Mobile veterinarians, which have recently been popping up in cities around the country, can help your cat get her annual wellness exam (as well as other treatments) without the stress of traveling. Mobile veterinarians will travel to your home and have the ability to perform all routine services such as blood tests, x-rays, vaccinations, urinalyses, and anesthesia. There are a lot of good reasons to choose a mobile veterinarian.
When your veterinarian comes to your home, your cat can relax in her own familiar environment without getting whisked away to a clinic full of new sounds, smells and unfamiliar critters. A trip to the veterinarian can be very stressful for a cat.
Getting our cat to an annual wellness exam isn’t always easy. Life can get in the way. There are cat carriers, broken down cars, sick children, and a late mailman with a package you must sign for. When your veterinarian comes to your home, you won’t have to worry about finding a ride, childcare or anything else for that matter.

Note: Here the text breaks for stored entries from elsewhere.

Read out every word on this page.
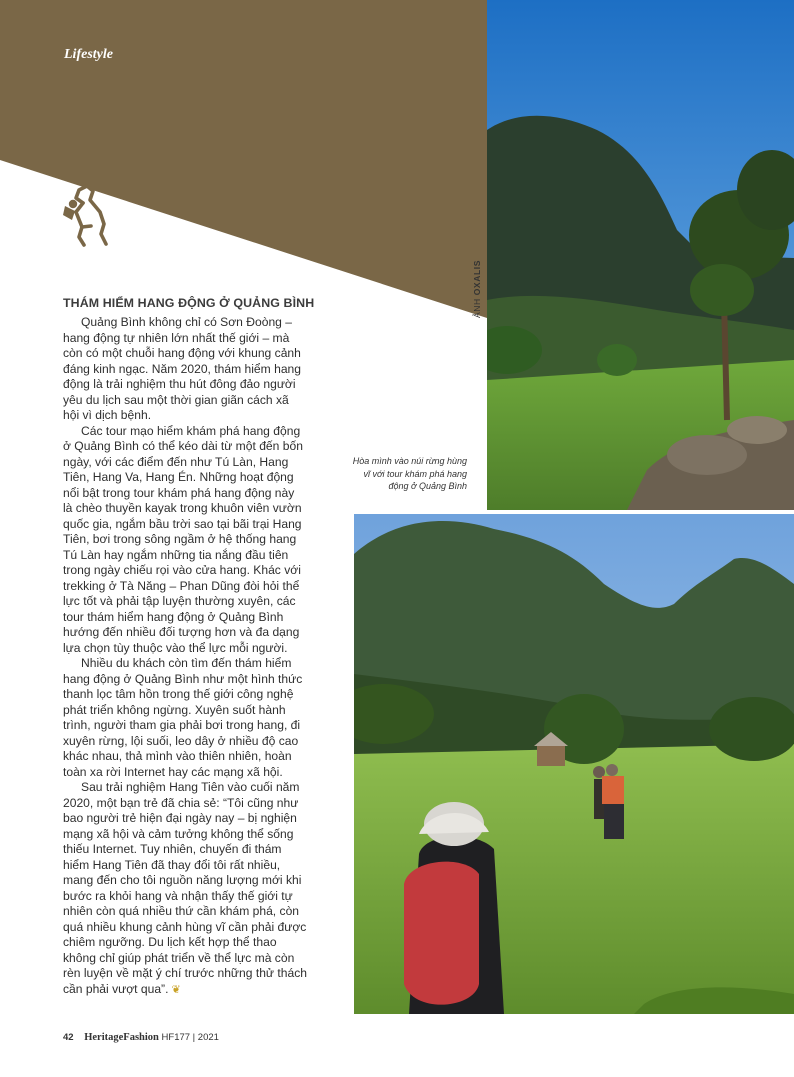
Lifestyle
THÁM HIỂM HANG ĐỘNG Ở QUẢNG BÌNH

Quảng Bình không chỉ có Sơn Đoòng – hang động tự nhiên lớn nhất thế giới – mà còn có một chuỗi hang động với khung cảnh đáng kinh ngạc. Năm 2020, thám hiểm hang động là trải nghiệm thu hút đông đảo người yêu du lịch sau một thời gian giãn cách xã hội vì dịch bệnh.

Các tour mạo hiểm khám phá hang động ở Quảng Bình có thể kéo dài từ một đến bốn ngày, với các điểm đến như Tú Làn, Hang Tiên, Hang Va, Hang Én. Những hoạt động nổi bật trong tour khám phá hang động này là chèo thuyền kayak trong khuôn viên vườn quốc gia, ngắm bầu trời sao tại bãi trại Hang Tiên, bơi trong sông ngầm ở hệ thống hang Tú Làn hay ngắm những tia nắng đầu tiên trong ngày chiếu rọi vào cửa hang. Khác với trekking ở Tà Năng – Phan Dũng đòi hỏi thể lực tốt và phải tập luyện thường xuyên, các tour thám hiểm hang động ở Quảng Bình hướng đến nhiều đối tượng hơn và đa dạng lựa chọn tùy thuộc vào thể lực mỗi người.

Nhiều du khách còn tìm đến thám hiểm hang động ở Quảng Bình như một hình thức thanh lọc tâm hồn trong thế giới công nghệ phát triển không ngừng. Xuyên suốt hành trình, người tham gia phải bơi trong hang, đi xuyên rừng, lội suối, leo dây ở nhiều độ cao khác nhau, thả mình vào thiên nhiên, hoàn toàn xa rời Internet hay các mạng xã hội.

Sau trải nghiệm Hang Tiên vào cuối năm 2020, một bạn trẻ đã chia sẻ: “Tôi cũng như bao người trẻ hiện đại ngày nay – bị nghiện mạng xã hội và cảm tưởng không thể sống thiếu Internet. Tuy nhiên, chuyến đi thám hiểm Hang Tiên đã thay đổi tôi rất nhiều, mang đến cho tôi nguồn năng lượng mới khi bước ra khỏi hang và nhận thấy thế giới tự nhiên còn quá nhiều thứ cần khám phá, còn quá nhiều khung cảnh hùng vĩ cần phải được chiêm ngưỡng. Du lịch kết hợp thể thao không chỉ giúp phát triển về thể lực mà còn rèn luyện về mặt ý chí trước những thử thách cần phải vượt qua”. ❦

ẢNH OXALIS
Hòa mình vào núi rừng hùng vĩ với tour khám phá hang động ở Quảng Bình
42 HeritageFashion HF177 | 2021
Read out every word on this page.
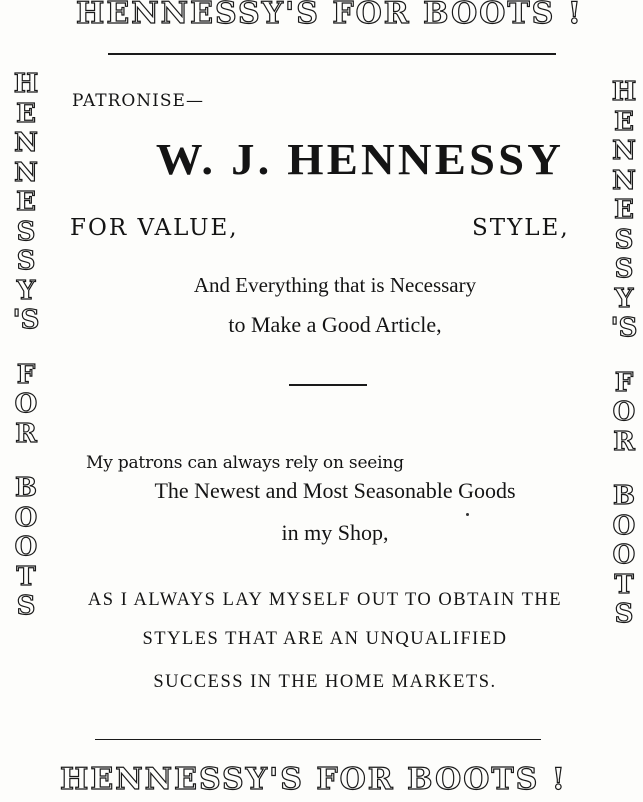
HENNESSY'S FOR BOOTS !
H
E
N
N
E
S
S
Y
'S
F
O
R
B
O
O
T
S
H
E
N
N
E
S
S
Y
'S
F
O
R
B
O
O
T
S
PATRONISE—
W. J. HENNESSY
FOR VALUE,	STYLE,
And Everything that is Necessary
to Make a Good Article,
My patrons can always rely on seeing
The Newest and Most Seasonable Goods
in my Shop,
AS I ALWAYS LAY MYSELF OUT TO OBTAIN THE
STYLES THAT ARE AN UNQUALIFIED
SUCCESS IN THE HOME MARKETS.
HENNESSY'S FOR BOOTS !
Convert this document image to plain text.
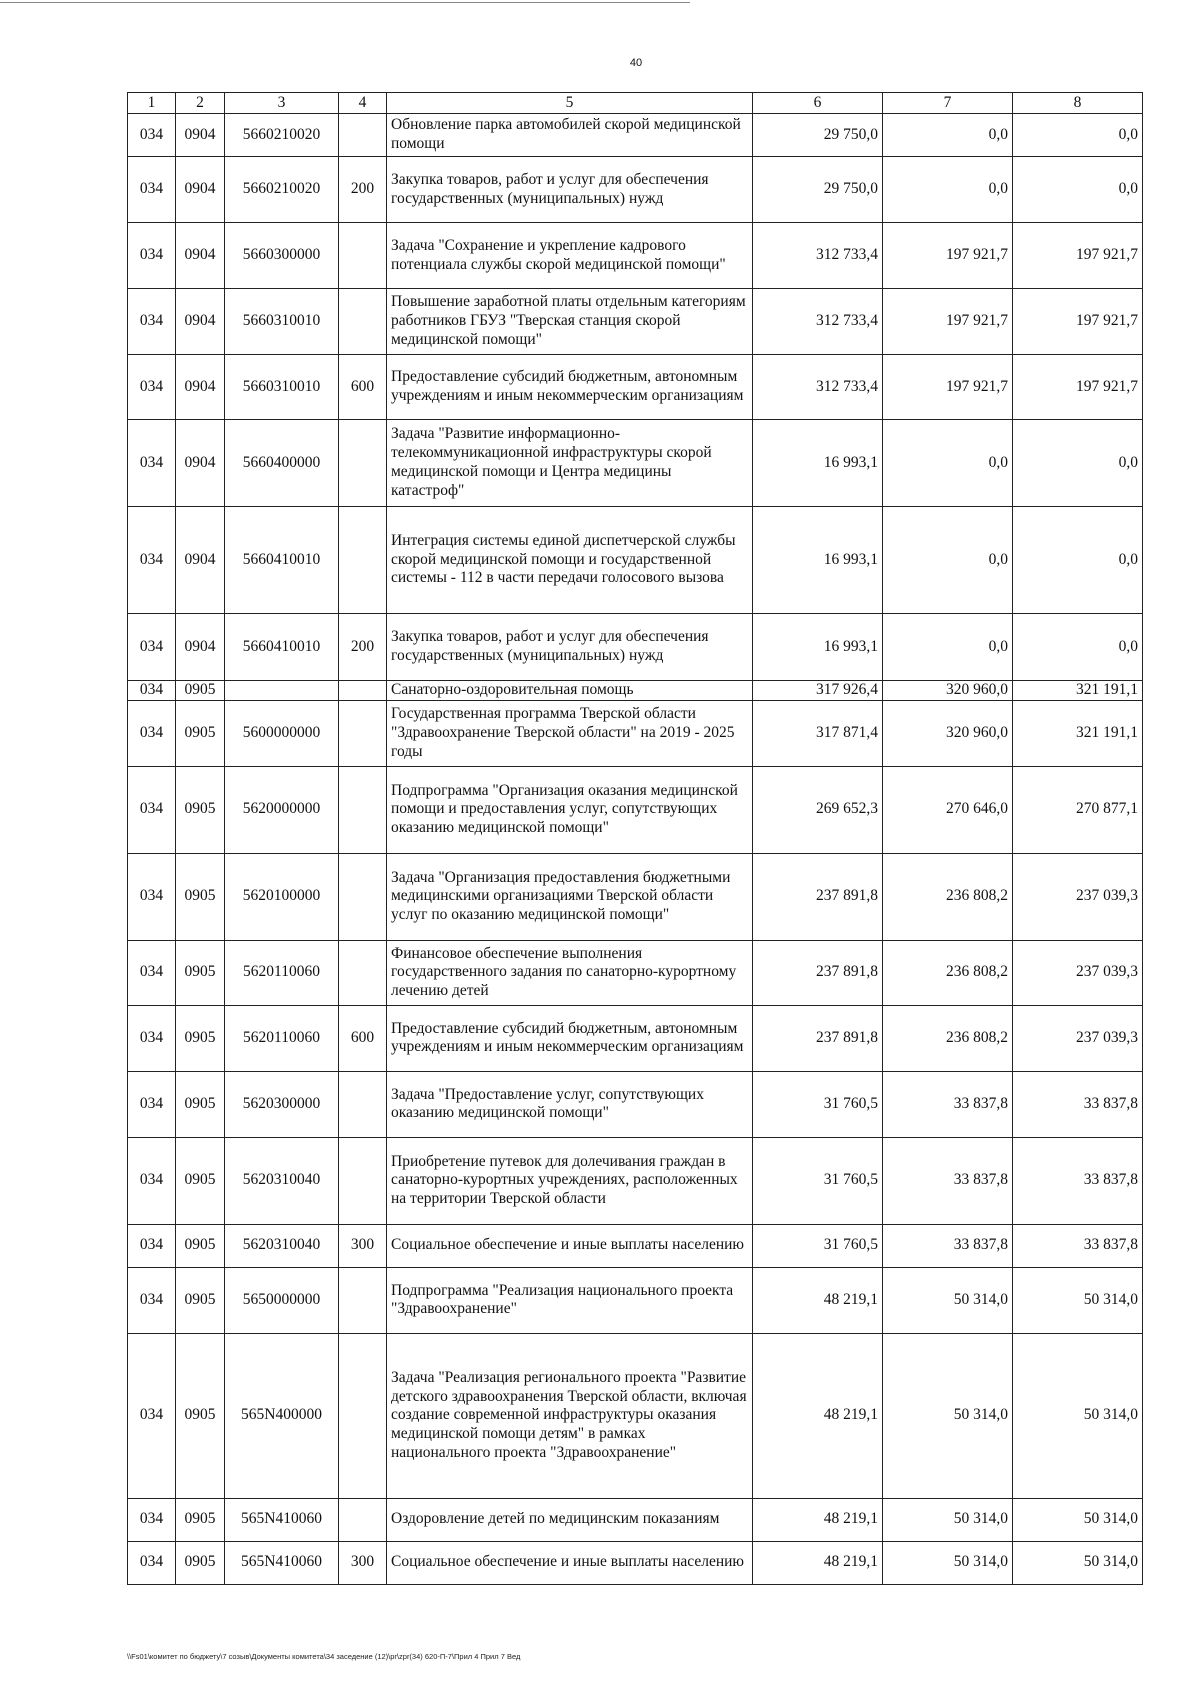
40
1	2	3	4	5	6	7	8
034	0904	5660210020		Обновление парка автомобилей скорой медицинской помощи	29 750,0	0,0	0,0
034	0904	5660210020	200	Закупка товаров, работ и услуг для обеспечения государственных (муниципальных) нужд	29 750,0	0,0	0,0
034	0904	5660300000		Задача "Сохранение и укрепление кадрового потенциала службы скорой медицинской помощи"	312 733,4	197 921,7	197 921,7
034	0904	5660310010		Повышение заработной платы отдельным категориям работников ГБУЗ "Тверская станция скорой медицинской помощи"	312 733,4	197 921,7	197 921,7
034	0904	5660310010	600	Предоставление субсидий бюджетным, автономным учреждениям и иным некоммерческим организациям	312 733,4	197 921,7	197 921,7
034	0904	5660400000		Задача "Развитие информационно-телекоммуникационной инфраструктуры скорой медицинской помощи и Центра медицины катастроф"	16 993,1	0,0	0,0
034	0904	5660410010		Интеграция системы единой диспетчерской службы скорой медицинской помощи и государственной системы - 112 в части передачи голосового вызова	16 993,1	0,0	0,0
034	0904	5660410010	200	Закупка товаров, работ и услуг для обеспечения государственных (муниципальных) нужд	16 993,1	0,0	0,0
034	0905			Санаторно-оздоровительная помощь	317 926,4	320 960,0	321 191,1
034	0905	5600000000		Государственная программа Тверской области "Здравоохранение Тверской области" на 2019 - 2025 годы	317 871,4	320 960,0	321 191,1
034	0905	5620000000		Подпрограмма "Организация оказания медицинской помощи и предоставления услуг, сопутствующих оказанию медицинской помощи"	269 652,3	270 646,0	270 877,1
034	0905	5620100000		Задача "Организация предоставления бюджетными медицинскими организациями Тверской области услуг по оказанию медицинской помощи"	237 891,8	236 808,2	237 039,3
034	0905	5620110060		Финансовое обеспечение выполнения государственного задания по санаторно-курортному лечению детей	237 891,8	236 808,2	237 039,3
034	0905	5620110060	600	Предоставление субсидий бюджетным, автономным учреждениям и иным некоммерческим организациям	237 891,8	236 808,2	237 039,3
034	0905	5620300000		Задача "Предоставление услуг, сопутствующих оказанию медицинской помощи"	31 760,5	33 837,8	33 837,8
034	0905	5620310040		Приобретение путевок для долечивания граждан в санаторно-курортных учреждениях, расположенных на территории Тверской области	31 760,5	33 837,8	33 837,8
034	0905	5620310040	300	Социальное обеспечение и иные выплаты населению	31 760,5	33 837,8	33 837,8
034	0905	5650000000		Подпрограмма "Реализация национального проекта "Здравоохранение"	48 219,1	50 314,0	50 314,0
034	0905	565N400000		Задача "Реализация регионального проекта "Развитие детского здравоохранения Тверской области, включая создание современной инфраструктуры оказания медицинской помощи детям" в рамках национального проекта "Здравоохранение"	48 219,1	50 314,0	50 314,0
034	0905	565N410060		Оздоровление детей по медицинским показаниям	48 219,1	50 314,0	50 314,0
034	0905	565N410060	300	Социальное обеспечение и иные выплаты населению	48 219,1	50 314,0	50 314,0
\\Fs01\комитет по бюджету\7 созыв\Документы комитета\34 заседение (12)\pr\zpr(34) 620-П-7\Прил 4 Прил 7 Вед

When you go to a vet’s office you never know what kind of parasites (fleas) or illnesses your cat might be exposed to in the waiting room or on the exam table. When your veterinarian comes to your home, the waiting room will be your living room and you will know the medical history of all the other critters in that waiting room. Avoiding this risk is especially helpful if your cat has a compromised immune system.
In multi-pet households, it can be a huge challenge to get annual wellness exams for all of the animals. Either you’re making several trips per year or you’re packing everyone up all at once which has its own challenges. I’m exhausted just thinking about it. Using a mobile vet is a great way to schedule all of your annual checkups and vaccinations at once, without the stress and hassle of crating and transporting everyone.
To get the most accurate results from an exam, your cat should be as relaxed as possible. Anxiety can throw off the results of basic vital signs such as blood pressure, respiratory rate, temperature, and pulse rate. According to the American Association of Feline Practitioners, stress can also make diabetes hard to diagnose and treat because “cats can have abnormally high blood glucose levels just from stress.”
A quick internet search will tell you whether or not there is a mobile veterinarian in your area. My experience has been that the prices of a mobile vet are comparable to those with a physical building. Depending on your situation it may be worth it to pay a little extra for the convenience.